On top of PHPUnit, there are a number of other static analysis tools (PHPCPD, PHP_CodeSniffer, PHPDCD, PDepend, PHP Mess Detector, PHP Documentor, PHP Lines of Code, PHP Code Browser) for PHP that will give feedback to the developer as to the quality of the code.
Tracking Quality Over Time
We can pull these tools for testing both the internal and external quality of our code using a Continuous Integration Server. Popular examples are Jenkins (http://jenkins-ci.org/) and Travis (https://travis-ci.org/). These integrate with our Version Control system, (either Mercurial (http://mercurial.selenic.com/) or Git (http://git-scm.com/) so that any time a new piece of code is committed to the repository, the suite of tests is run to ensure that nothing has inadvertently broken and that the client’s specifications are being met. Having these tests run after every code change means we can track the quality of code over time, using graphs and statistics to make sure that the Code Quality metrics are kept to a consistently high standard.

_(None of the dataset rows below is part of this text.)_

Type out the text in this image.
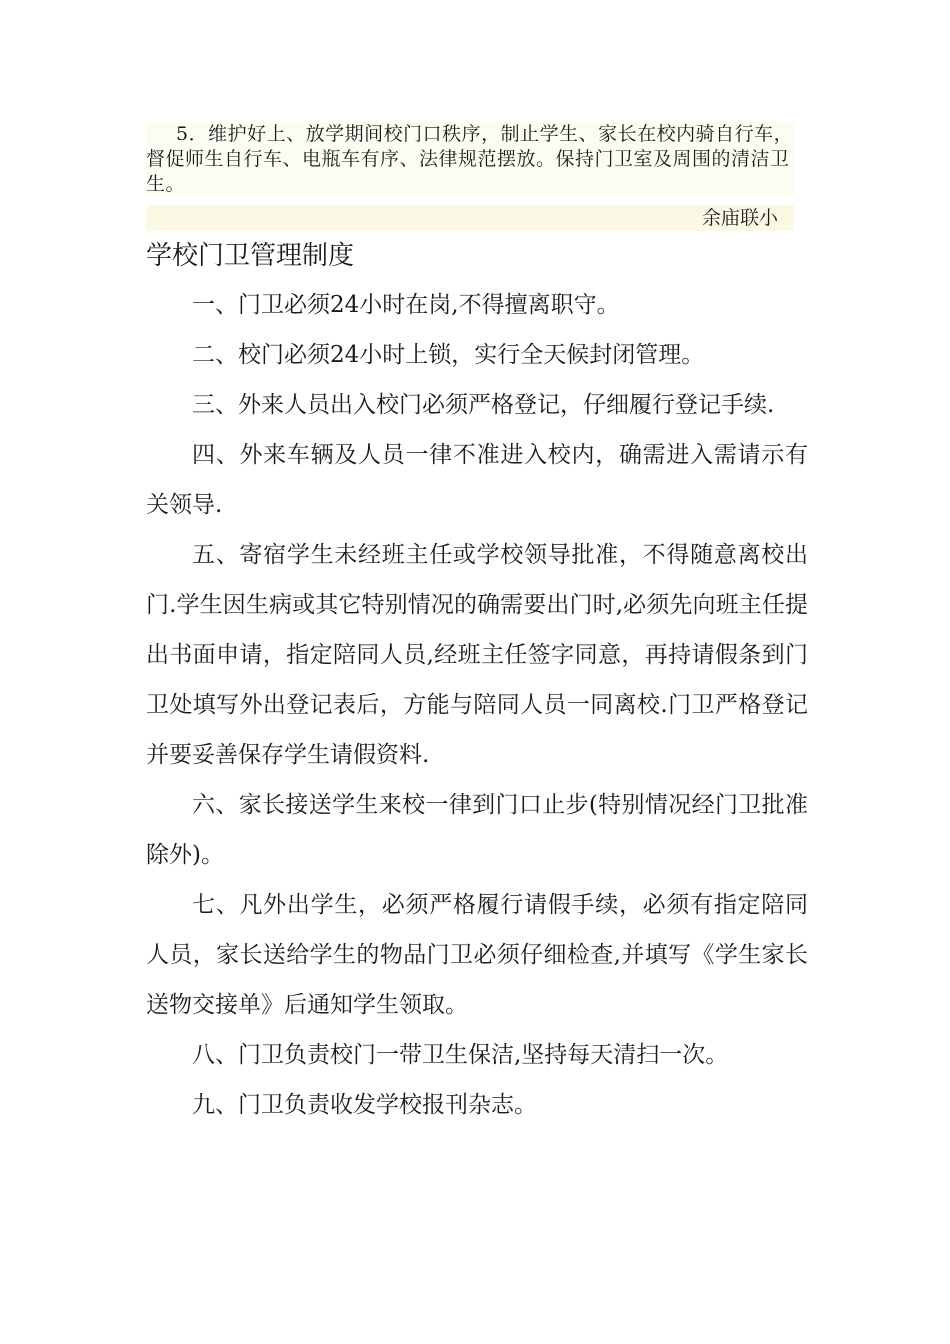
5．维护好上、放学期间校门口秩序，制止学生、家长在校内骑自行车，督促师生自行车、电瓶车有序、法律规范摆放。保持门卫室及周围的清洁卫生。

余庙联小
学校门卫管理制度

一、门卫必须24小时在岗,不得擅离职守。

二、校门必须24小时上锁，实行全天候封闭管理。

三、外来人员出入校门必须严格登记，仔细履行登记手续.

四、外来车辆及人员一律不准进入校内，确需进入需请示有关领导.

五、寄宿学生未经班主任或学校领导批准，不得随意离校出门.学生因生病或其它特别情况的确需要出门时,必须先向班主任提出书面申请，指定陪同人员,经班主任签字同意，再持请假条到门卫处填写外出登记表后，方能与陪同人员一同离校.门卫严格登记并要妥善保存学生请假资料.

六、家长接送学生来校一律到门口止步(特别情况经门卫批准除外)。

七、凡外出学生，必须严格履行请假手续，必须有指定陪同人员，家长送给学生的物品门卫必须仔细检查,并填写《学生家长送物交接单》后通知学生领取。

八、门卫负责校门一带卫生保洁,坚持每天清扫一次。

九、门卫负责收发学校报刊杂志。
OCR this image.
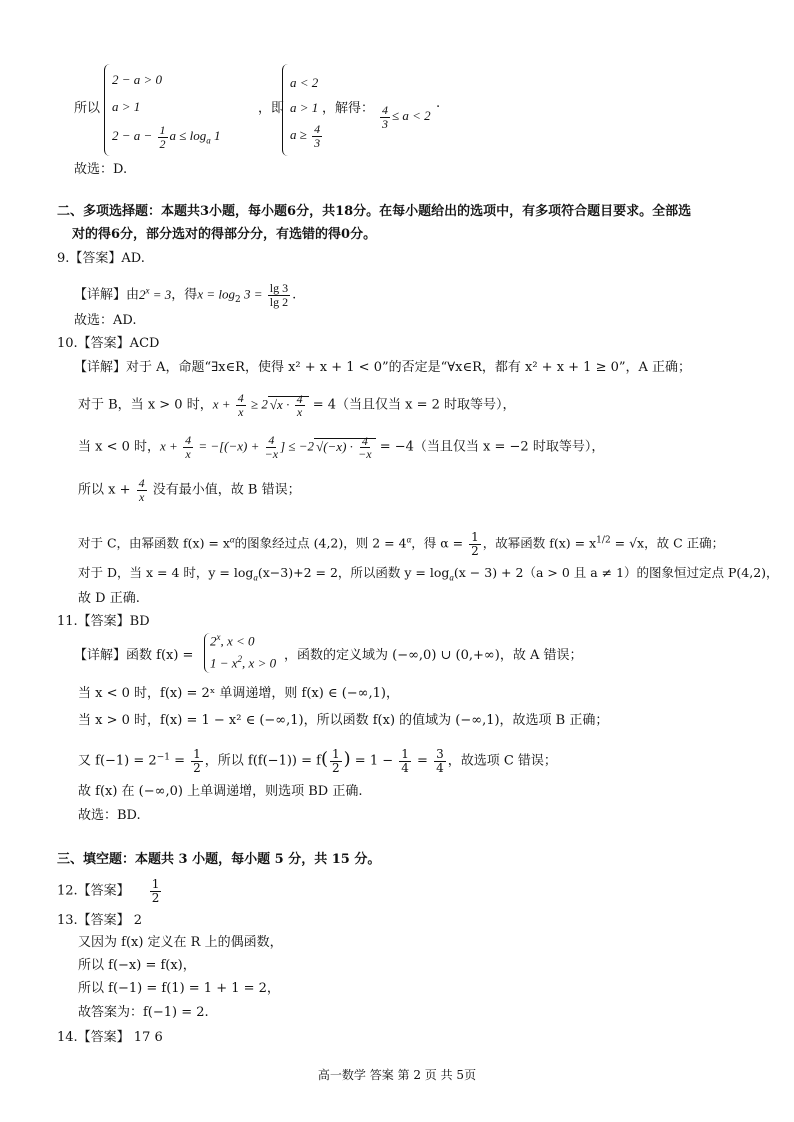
所以
2 − a > 0
a > 1
$2 - a - \frac{1}{2}$ $a \le \log_a 1$
，即
a < 2
a > 1
$a \ge \frac{4}{3}$
，解得： $\frac{4}{3} \le a < 2$
.
故选：D.
二、多项选择题：本题共3小题，每小题6分，共18分。在每小题给出的选项中，有多项符合题目要求。全部选
对的得6分，部分选对的得部分分，有选错的得0分。
9.【答案】AD.
【详解】由$2^x = 3$，得$x = \log_2 3 = \frac{\lg 3}{\lg 2}$ .
故选：AD.
10.【答案】ACD
【详解】对于 A，命题“∃x∈R，使得 x² + x + 1 < 0”的否定是“∀x∈R，都有 x² + x + 1 ≥ 0”，A 正确；
对于 B，当 x > 0 时，$x + \frac{4}{x} \ge 2$ $√x \cdot \frac{4}{x} = 4$（当且仅当 x = 2 时取等号），
当 x < 0 时，$x + \frac{4}{x} = -[(-x) + \frac{4}{-x}$ ] ≤ −2 $√(-x) \cdot \frac{4}{-x} = -4$（当且仅当 x = −2 时取等号），
所以 $x + \frac{4}{x}$ 没有最小值，故 B 错误；
对于 C，由幂函数 $f(x) = x^\alpha$的图象经过点 (4,2)，则 $2 = 4^\alpha$，得 $\alpha = \frac{1}{2}$ ，故幂函数 $f(x) = x^{1/2} = √x$，故 C 正确；
对于 D，当 x = 4 时，$y = \log_a(x-3)+2 = 2$，所以函数 $y = \log_a(x - 3) + 2(a > 0$ 且 a ≠ 1）的图象恒过定点 P(4,2)，
故 D 正确.
11.【答案】BD
【详解】函数 f(x) =
$2^x$, x < 0
$1 - x^2$, x > 0 ，函数的定义域为 (−∞,0) ∪ (0,+∞)，故 A 错误；
当 x < 0 时，f(x) = 2ˣ 单调递增，则 f(x) ∈ (−∞,1)，
当 x > 0 时，f(x) = 1 − x² ∈ (−∞,1)，所以函数 f(x) 的值域为 (−∞,1)，故选项 B 正确；
又 $f(-1) = 2^{-1} = \frac{1}{2}$ ，所以 $f(f(-1)) = f( \frac{1}{2}$ ) = $1 - \frac{1}{4} = \frac{3}{4}$ ，故选项 C 错误；
故 f(x) 在 (−∞,0) 上单调递增，则选项 BD 正确.
故选：BD.
三、填空题：本题共 3 小题，每小题 5 分，共 15 分。
12.【答案】 $\frac{1}{2}$
13.【答案】 2
又因为 f(x) 定义在 R 上的偶函数，
所以 f(−x) = f(x)，
所以 f(−1) = f(1) = 1 + 1 = 2，
故答案为：f(−1) = 2.
14.【答案】 17 6
高一数学 答案 第 2 页 共 5页
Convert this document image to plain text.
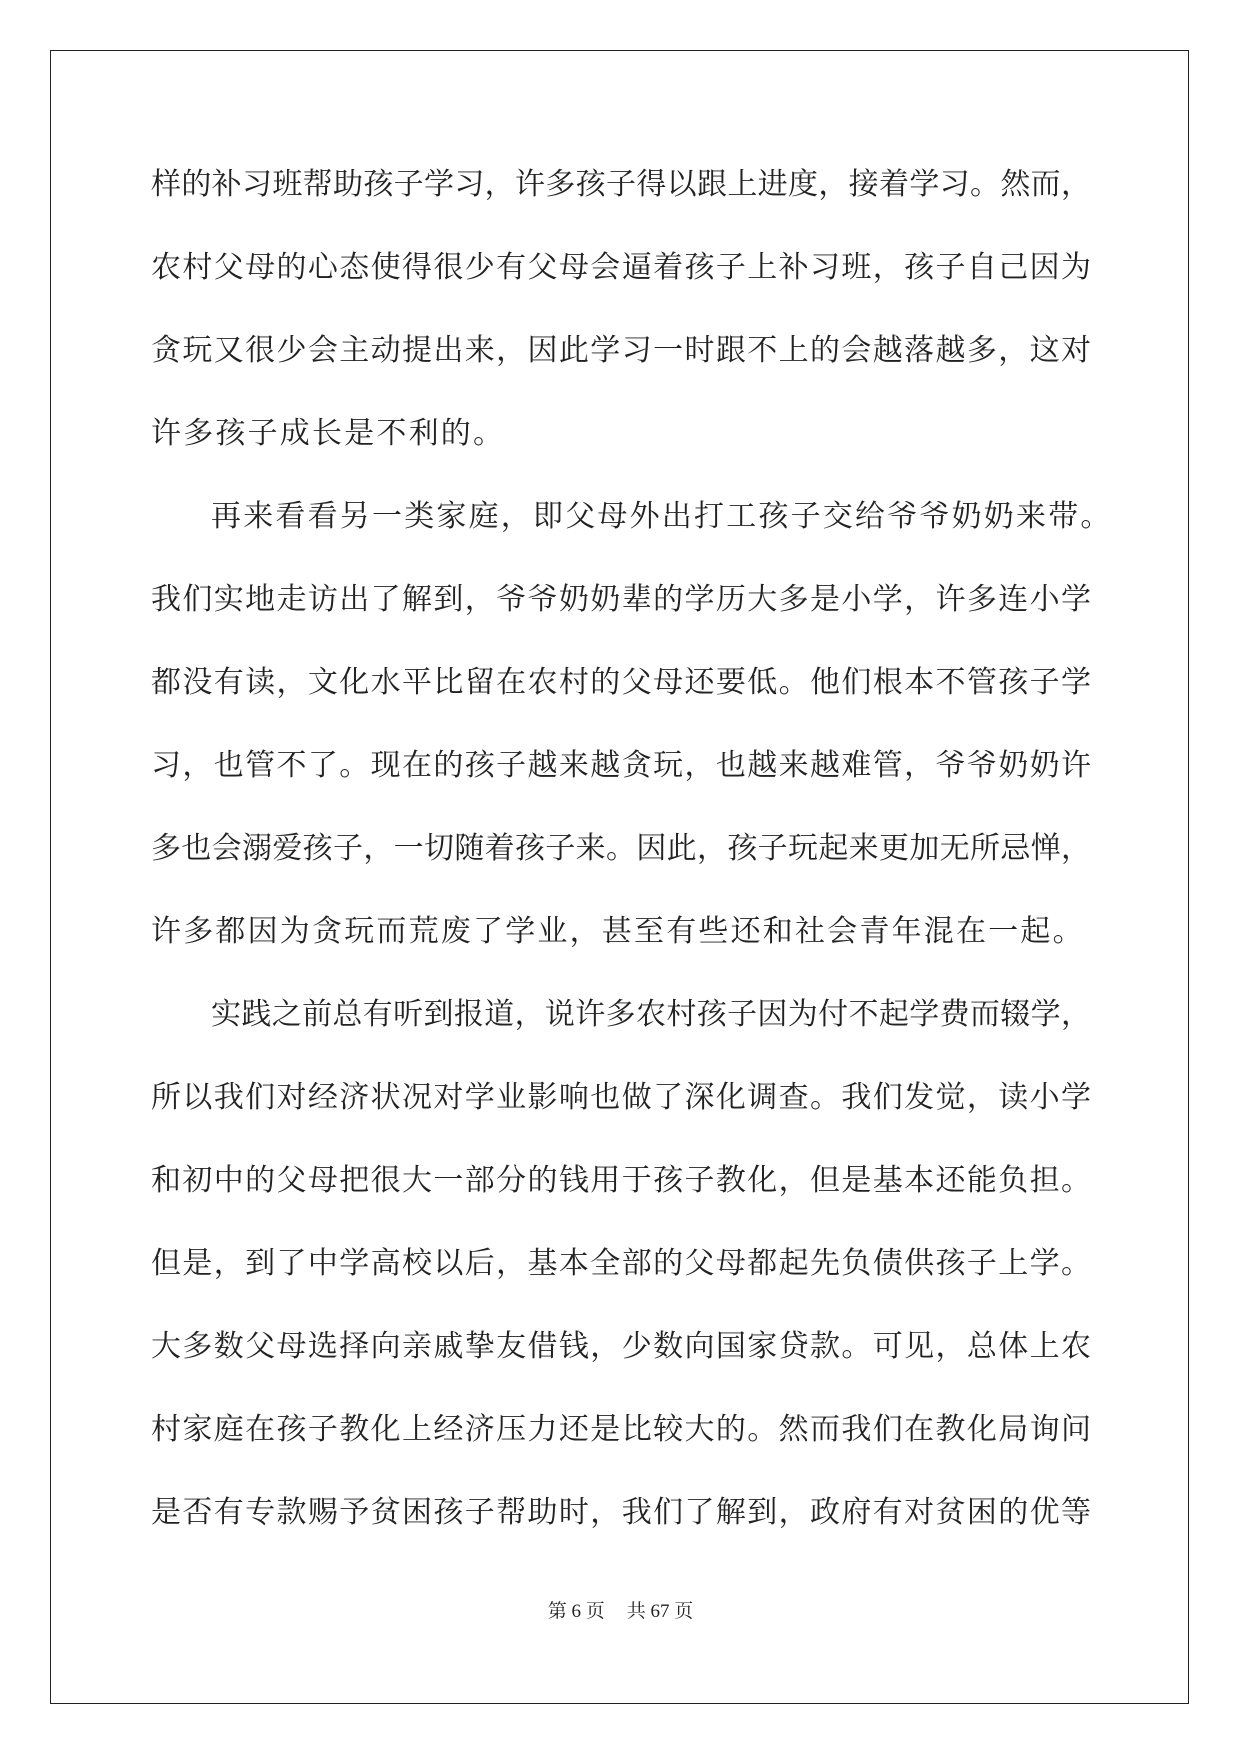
样的补习班帮助孩子学习，许多孩子得以跟上进度，接着学习。然而，
农村父母的心态使得很少有父母会逼着孩子上补习班，孩子自己因为
贪玩又很少会主动提出来，因此学习一时跟不上的会越落越多，这对
许多孩子成长是不利的。
再来看看另一类家庭，即父母外出打工孩子交给爷爷奶奶来带。
我们实地走访出了解到，爷爷奶奶辈的学历大多是小学，许多连小学
都没有读，文化水平比留在农村的父母还要低。他们根本不管孩子学
习，也管不了。现在的孩子越来越贪玩，也越来越难管，爷爷奶奶许
多也会溺爱孩子，一切随着孩子来。因此，孩子玩起来更加无所忌惮，
许多都因为贪玩而荒废了学业，甚至有些还和社会青年混在一起。
实践之前总有听到报道，说许多农村孩子因为付不起学费而辍学，
所以我们对经济状况对学业影响也做了深化调查。我们发觉，读小学
和初中的父母把很大一部分的钱用于孩子教化，但是基本还能负担。
但是，到了中学高校以后，基本全部的父母都起先负债供孩子上学。
大多数父母选择向亲戚挚友借钱，少数向国家贷款。可见，总体上农
村家庭在孩子教化上经济压力还是比较大的。然而我们在教化局询问
是否有专款赐予贫困孩子帮助时，我们了解到，政府有对贫困的优等
第 6 页 共 67 页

This is obviously a very brief blog post on a big area – whole books have been written on this subject. But it’s the kind of web development process that is increasingly essential in big eCommerce projects where new code is going live on a daily basis and downtime and bugs means immediate lost revenue. And it’s the kind of development process that I believe will become a basic expectation of clients in years to come, in the same way as we have certain expectations of civil engineers that their bridges won’t fall down.